This repository holds the code and data (Wiki-Convert) for our EMNLP 2021 short paper. We show that magnitude-aware number encoders help language models predict words better, and the results transfer to non-numeric contexts as well. Here are some links to better understand our work:
Anthology | PDF | Slides | Video | Poster | Twitter thread | ACL21 Reviews
Please reach out to me at thawani@usc.edu
in case you face any issues or just to chat!
Wiki-Convert: A novel dataset of Wikipedia sentences annotated with numbers. The easiest way to get the data is via Huggingface Datasets library. Simply install the datasets library and run:
from datasets import load_dataset
ds = load_dataset("usc-isi/WikiConvert")
Example:
id | comment | offset | length | number |
---|---|---|---|---|
0 | With a total of 1500 miles of inland waterways, Alabama has among the most of any state. | 16 | 4 | 1500 |
Here, the Wikipedia sentence is provided under the key comment
and the annotated number
is provided via its character offset
and length
, i.e., comment[offset:offset+length] = number
. You will find additional keys UNIQUE_STORY_INDEX
and magnitude
which are irrelevant and were simply added for consistency with the format of the Numeracy600K dataset.
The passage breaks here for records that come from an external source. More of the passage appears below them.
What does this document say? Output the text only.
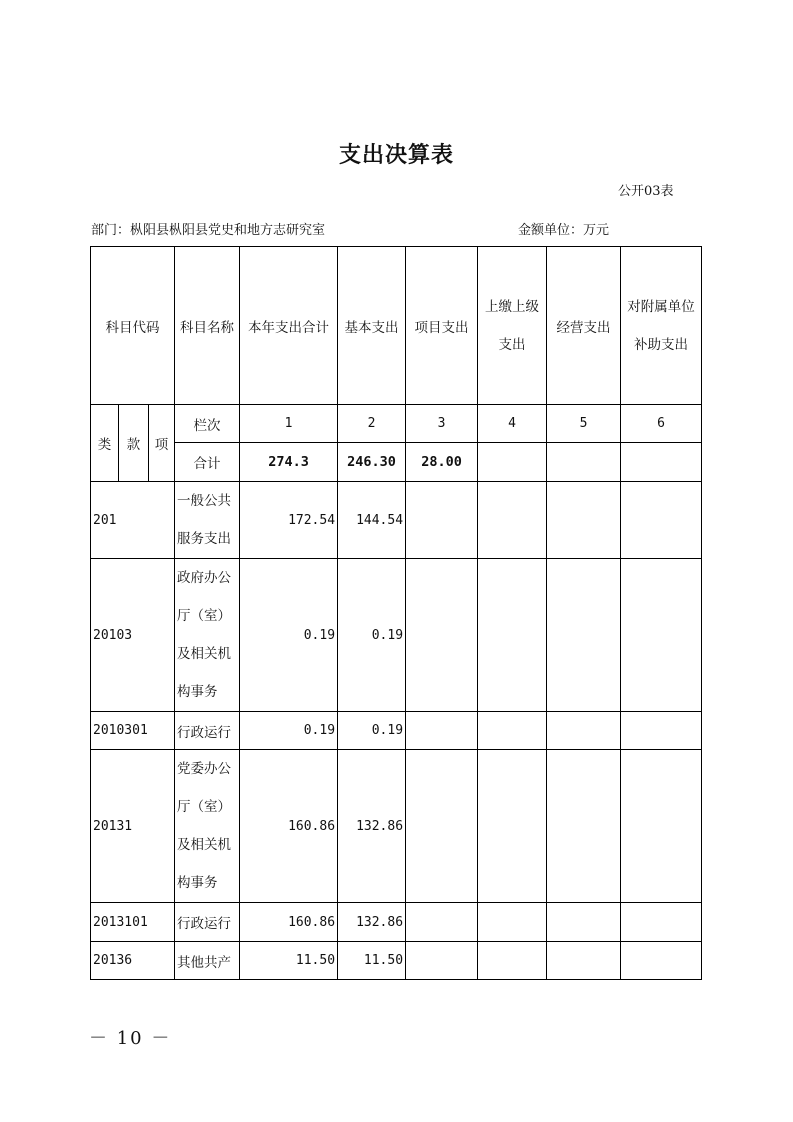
支出决算表
公开03表
部门：枞阳县枞阳县党史和地方志研究室	金额单位：万元
科目代码			科目名称	本年支出合计	基本支出	项目支出	上缴上级支出	经营支出	对附属单位补助支出
类	款	项	栏次	1	2	3	4	5	6
			合计	274.3	246.30	28.00			
201			一般公共服务支出	172.54	144.54				
20103			政府办公厅（室）及相关机构事务	0.19	0.19				
2010301			行政运行	0.19	0.19				
20131			党委办公厅（室）及相关机构事务	160.86	132.86				
2013101			行政运行	160.86	132.86				
20136			其他共产	11.50	11.50				
－ 10 －
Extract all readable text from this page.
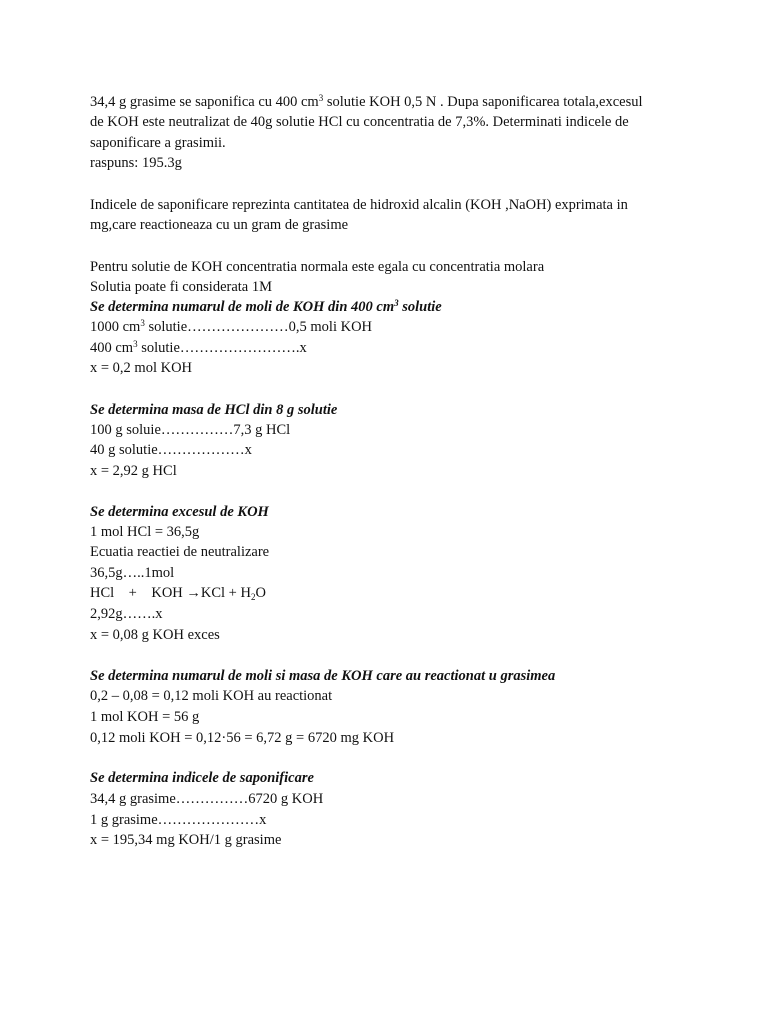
34,4 g grasime se saponifica cu 400 $cm^3$ solutie KOH 0,5 N . Dupa saponificarea totala,excesul
de KOH este neutralizat de 40g solutie HCl cu concentratia de 7,3%. Determinati indicele de
saponificare a grasimii.
raspuns: 195.3g
Indicele de saponificare reprezinta cantitatea de hidroxid alcalin (KOH ,NaOH) exprimata in
mg,care reactioneaza cu un gram de grasime
Pentru solutie de KOH concentratia normala este egala cu concentratia molara
Solutia poate fi considerata 1M
Se determina numarul de moli de KOH din 400 $cm^3$ solutie
1000 $cm^3$ solutie…………………0,5 moli KOH
400 $cm^3$ solutie…………………….x
x = 0,2 mol KOH
Se determina masa de HCl din 8 g solutie
100 g soluie……………7,3 g HCl
40 g solutie………………x
x = 2,92 g HCl
Se determina excesul de KOH
1 mol HCl = 36,5g
Ecuatia reactiei de neutralizare
36,5g…..1mol
HCl    +    KOH $\to KCl + H_2O$
2,92g…….x
x = 0,08 g KOH exces
Se determina numarul de moli si masa de KOH care au reactionat u grasimea
0,2 – 0,08 = 0,12 moli KOH au reactionat
1 mol KOH = 56 g
0,12 moli KOH = 0,12·56 = 6,72 g = 6720 mg KOH
Se determina indicele de saponificare
34,4 g grasime……………6720 g KOH
1 g grasime…………………x
x = 195,34 mg KOH/1 g grasime
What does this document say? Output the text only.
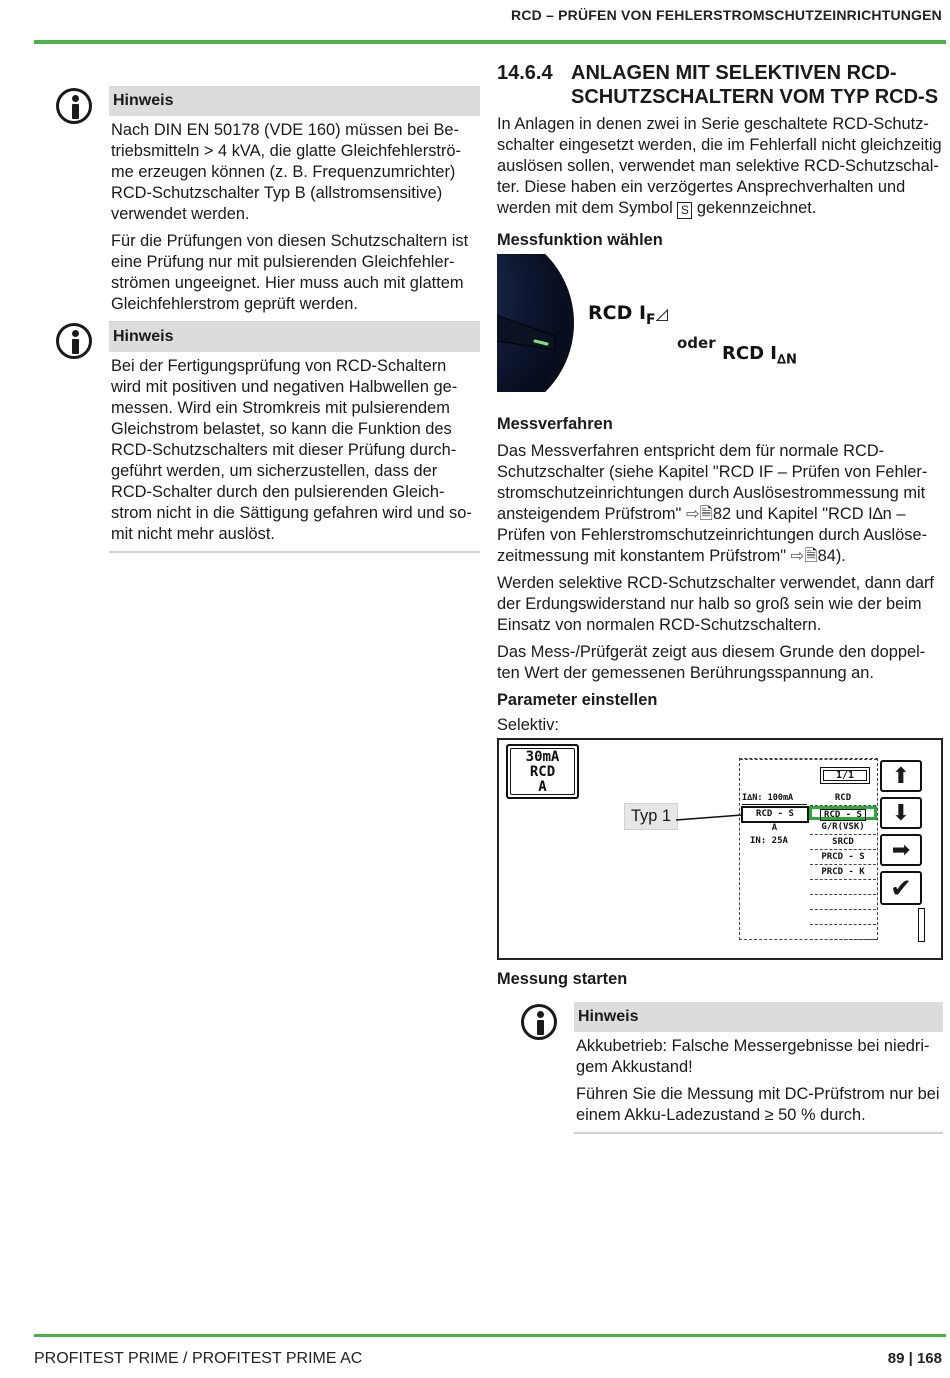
RCD – PRÜFEN VON FEHLERSTROMSCHUTZEINRICHTUNGEN
Hinweis

Nach DIN EN 50178 (VDE 160) müssen bei Be-
triebsmitteln > 4 kVA, die glatte Gleichfehlerströ-
me erzeugen können (z. B. Frequenzumrichter)
RCD-Schutzschalter Typ B (allstromsensitive)
verwendet werden.

Für die Prüfungen von diesen Schutzschaltern ist
eine Prüfung nur mit pulsierenden Gleichfehler-
strömen ungeeignet. Hier muss auch mit glattem
Gleichfehlerstrom geprüft werden.

Hinweis

Bei der Fertigungsprüfung von RCD-Schaltern
wird mit positiven und negativen Halbwellen ge-
messen. Wird ein Stromkreis mit pulsierendem
Gleichstrom belastet, so kann die Funktion des
RCD-Schutzschalters mit dieser Prüfung durch-
geführt werden, um sicherzustellen, dass der
RCD-Schalter durch den pulsierenden Gleich-
strom nicht in die Sättigung gefahren wird und so-
mit nicht mehr auslöst.

14.6.4 ANLAGEN MIT SELEKTIVEN RCD-
SCHUTZSCHALTERN VOM TYP RCD-S

In Anlagen in denen zwei in Serie geschaltete RCD-Schutz-
schalter eingesetzt werden, die im Fehlerfall nicht gleichzeitig
auslösen sollen, verwendet man selektive RCD-Schutzschal-
ter. Diese haben ein verzögertes Ansprechverhalten und
werden mit dem Symbol S gekennzeichnet.

Messfunktion wählen
RCD $I_F◿$
oder RCD $I_{\Delta N}$
Messverfahren

Das Messverfahren entspricht dem für normale RCD-
Schutzschalter (siehe Kapitel "RCD IF – Prüfen von Fehler-
stromschutzeinrichtungen durch Auslösestrommessung mit
ansteigendem Prüfstrom" ⇨🗎82 und Kapitel "RCD I∆n –
Prüfen von Fehlerstromschutzeinrichtungen durch Auslöse-
zeitmessung mit konstantem Prüfstrom" ⇨🗎84).

Werden selektive RCD-Schutzschalter verwendet, dann darf
der Erdungswiderstand nur halb so groß sein wie der beim
Einsatz von normalen RCD-Schutzschaltern.

Das Mess-/Prüfgerät zeigt aus diesem Grunde den doppel-
ten Wert der gemessenen Berührungsspannung an.

Parameter einstellen
Selektiv:
30mA
RCD
A
Typ 1
1/1
I∆N: 100mA
RCD - S
A
IN: 25A
RCD
RCD - S
G/R(VSK)
SRCD
PRCD - S
PRCD - K
⬆
⬇
➡
✔
Messung starten
Hinweis

Akkubetrieb: Falsche Messergebnisse bei niedri-
gem Akkustand!

Führen Sie die Messung mit DC-Prüfstrom nur bei
einem Akku-Ladezustand ≥ 50 % durch.

PROFITEST PRIME / PROFITEST PRIME AC	89 | 168
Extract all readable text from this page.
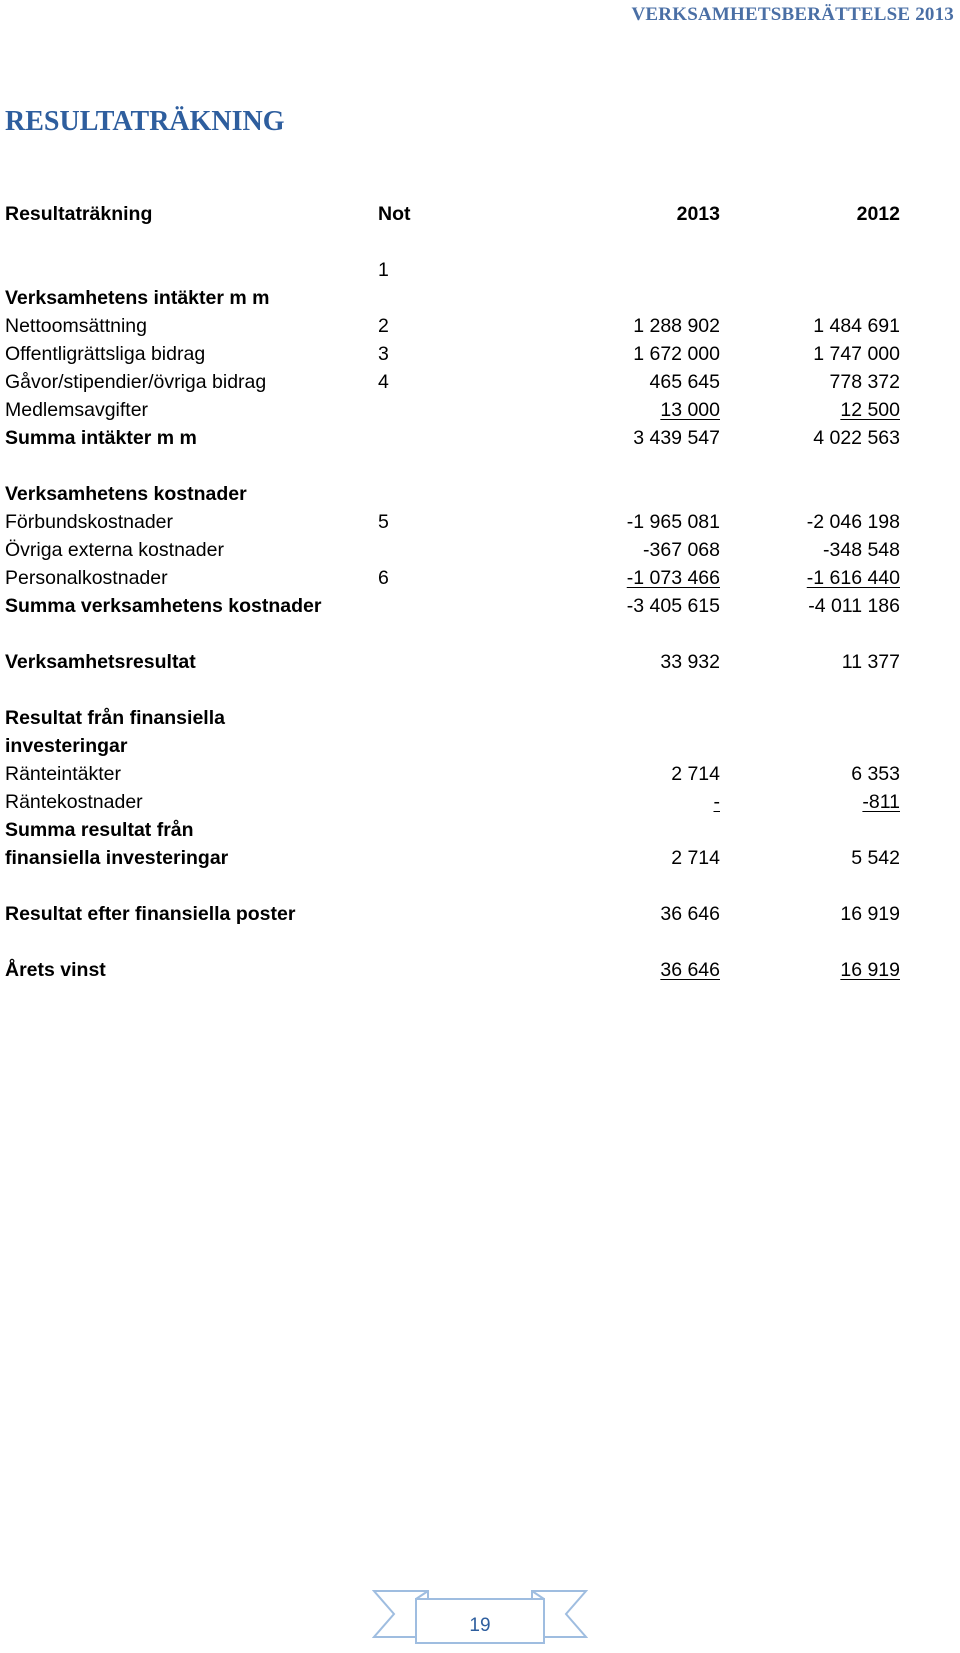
VERKSAMHETSBERÄTTELSE 2013
RESULTATRÄKNING
Resultaträkning	Not	2013	2012
1
Verksamhetens intäkter m m
Nettoomsättning	2	1 288 902	1 484 691
Offentligrättsliga bidrag	3	1 672 000	1 747 000
Gåvor/stipendier/övriga bidrag	4	465 645	778 372
Medlemsavgifter	13 000	12 500
Summa intäkter m m	3 439 547	4 022 563
Verksamhetens kostnader
Förbundskostnader	5	-1 965 081	-2 046 198
Övriga externa kostnader	-367 068	-348 548
Personalkostnader	6	-1 073 466	-1 616 440
Summa verksamhetens kostnader	-3 405 615	-4 011 186
Verksamhetsresultat	33 932	11 377
Resultat från finansiella investeringar
Ränteintäkter	2 714	6 353
Räntekostnader	-	-811
Summa resultat från finansiella investeringar	2 714	5 542
Resultat efter finansiella poster	36 646	16 919
Årets vinst	36 646	16 919
19
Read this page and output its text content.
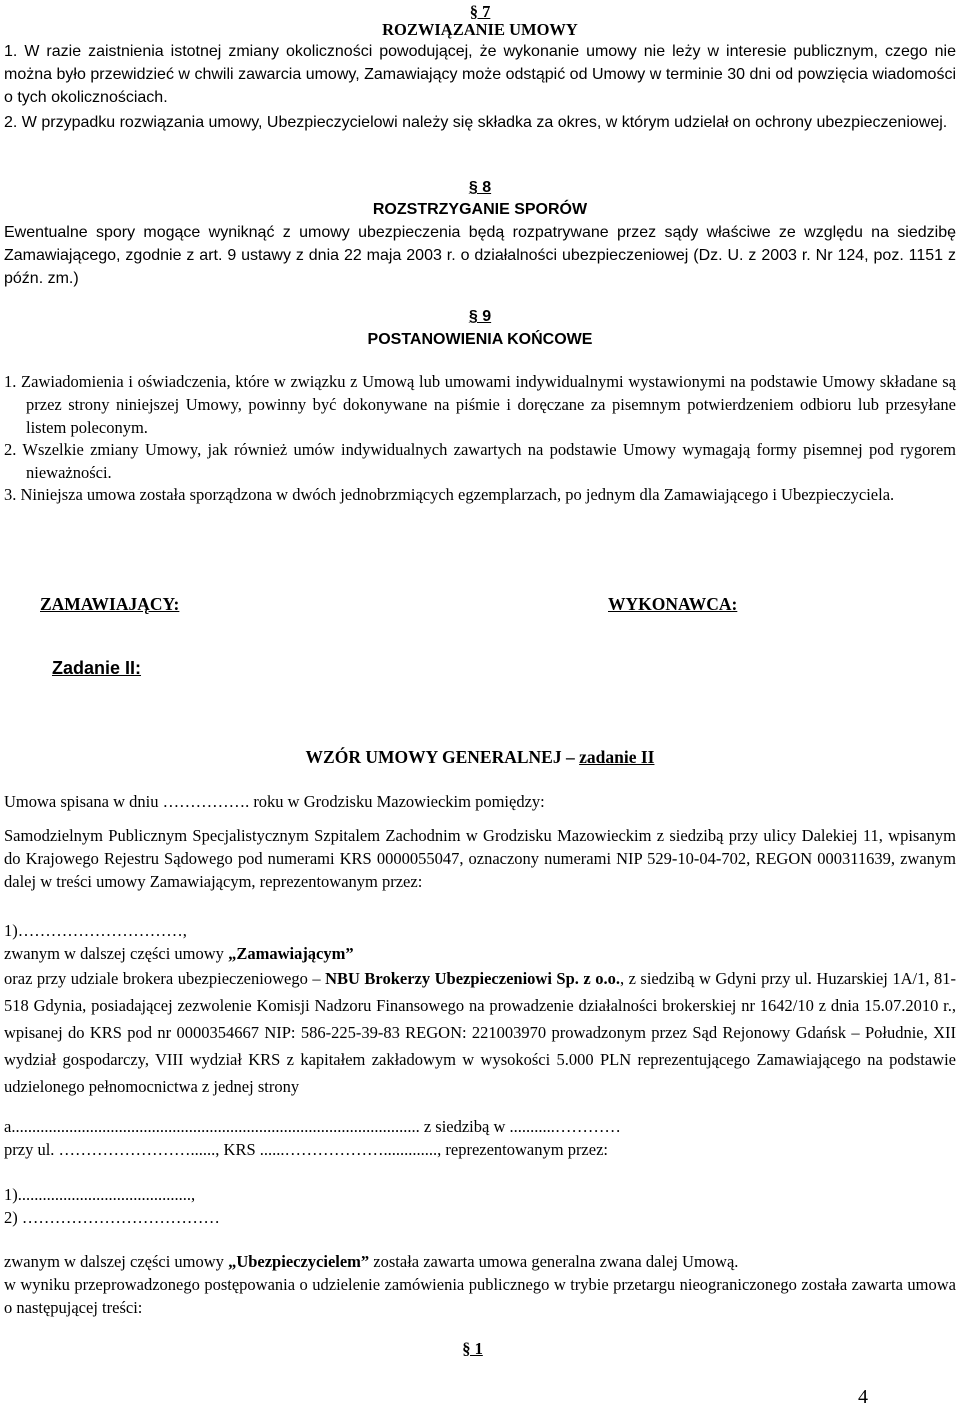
§ 7
ROZWIĄZANIE UMOWY

1. W razie zaistnienia istotnej zmiany okoliczności powodującej, że wykonanie umowy nie leży w interesie publicznym, czego nie można było przewidzieć w chwili zawarcia umowy, Zamawiający może odstąpić od Umowy w terminie 30 dni od powzięcia wiadomości o tych okolicznościach.

2. W przypadku rozwiązania umowy, Ubezpieczycielowi należy się składka za okres, w którym udzielał on ochrony ubezpieczeniowej.

§ 8
ROZSTRZYGANIE SPORÓW

Ewentualne spory mogące wyniknąć z umowy ubezpieczenia będą rozpatrywane przez sądy właściwe ze względu na siedzibę Zamawiającego, zgodnie z art. 9 ustawy z dnia 22 maja 2003 r. o działalności ubezpieczeniowej (Dz. U. z 2003 r. Nr 124, poz. 1151 z późn. zm.)

§ 9
POSTANOWIENIA KOŃCOWE

1. Zawiadomienia i oświadczenia, które w związku z Umową lub umowami indywidualnymi wystawionymi na podstawie Umowy składane są przez strony niniejszej Umowy, powinny być dokonywane na piśmie i doręczane za pisemnym potwierdzeniem odbioru lub przesyłane listem poleconym.

2. Wszelkie zmiany Umowy, jak również umów indywidualnych zawartych na podstawie Umowy wymagają formy pisemnej pod rygorem nieważności.

3. Niniejsza umowa została sporządzona w dwóch jednobrzmiących egzemplarzach, po jednym dla Zamawiającego i Ubezpieczyciela.

ZAMAWIAJĄCY:	WYKONAWCA:
Zadanie II:
WZÓR UMOWY GENERALNEJ – zadanie II

Umowa spisana w dniu ……………. roku w Grodzisku Mazowieckim pomiędzy:

Samodzielnym Publicznym Specjalistycznym Szpitalem Zachodnim w Grodzisku Mazowieckim z siedzibą przy ulicy Dalekiej 11, wpisanym do Krajowego Rejestru Sądowego pod numerami KRS 0000055047, oznaczony numerami NIP 529-10-04-702, REGON 000311639, zwanym dalej w treści umowy Zamawiającym, reprezentowanym przez:

1)…………………………,

zwanym w dalszej części umowy „Zamawiającym”

oraz przy udziale brokera ubezpieczeniowego – NBU Brokerzy Ubezpieczeniowi Sp. z o.o., z siedzibą w Gdyni przy ul. Huzarskiej 1A/1, 81-518 Gdynia, posiadającej zezwolenie Komisji Nadzoru Finansowego na prowadzenie działalności brokerskiej nr 1642/10 z dnia 15.07.2010 r., wpisanej do KRS pod nr 0000354667 NIP: 586-225-39-83 REGON: 221003970 prowadzonym przez Sąd Rejonowy Gdańsk – Południe, XII wydział gospodarczy, VIII wydział KRS z kapitałem zakładowym w wysokości 5.000 PLN reprezentującego Zamawiającego na podstawie udzielonego pełnomocnictwa z jednej strony

a................................................................................................... z siedzibą w ...........…………

przy ul. ……………………......, KRS ......………………............., reprezentowanym przez:

1)..........................................,

2) ………………………………

zwanym w dalszej części umowy „Ubezpieczycielem” została zawarta umowa generalna zwana dalej Umową.

w wyniku przeprowadzonego postępowania o udzielenie zamówienia publicznego w trybie przetargu nieograniczonego została zawarta umowa o następującej treści:

§ 1
4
Note that when loading from the Datasets library, numbers larger than sys.maxsize
will be capped to avoid an overflow in PyArrow. For the uncapped version, you may download the json files directly for the train, dev, and test splits.
The dataset sizes are as follows:
Train | Dev | Test | |
---|---|---|---|
# examples | 739583 | 92447 | 92449 |
file size (MBs) | 169 | 20.9 | 20.5 |
If you prefer the NUM
and UNIT
annotations as described in the paper, here is a 233 MB json file. You may also retrieve a larger, unprocessed version of the data at this link.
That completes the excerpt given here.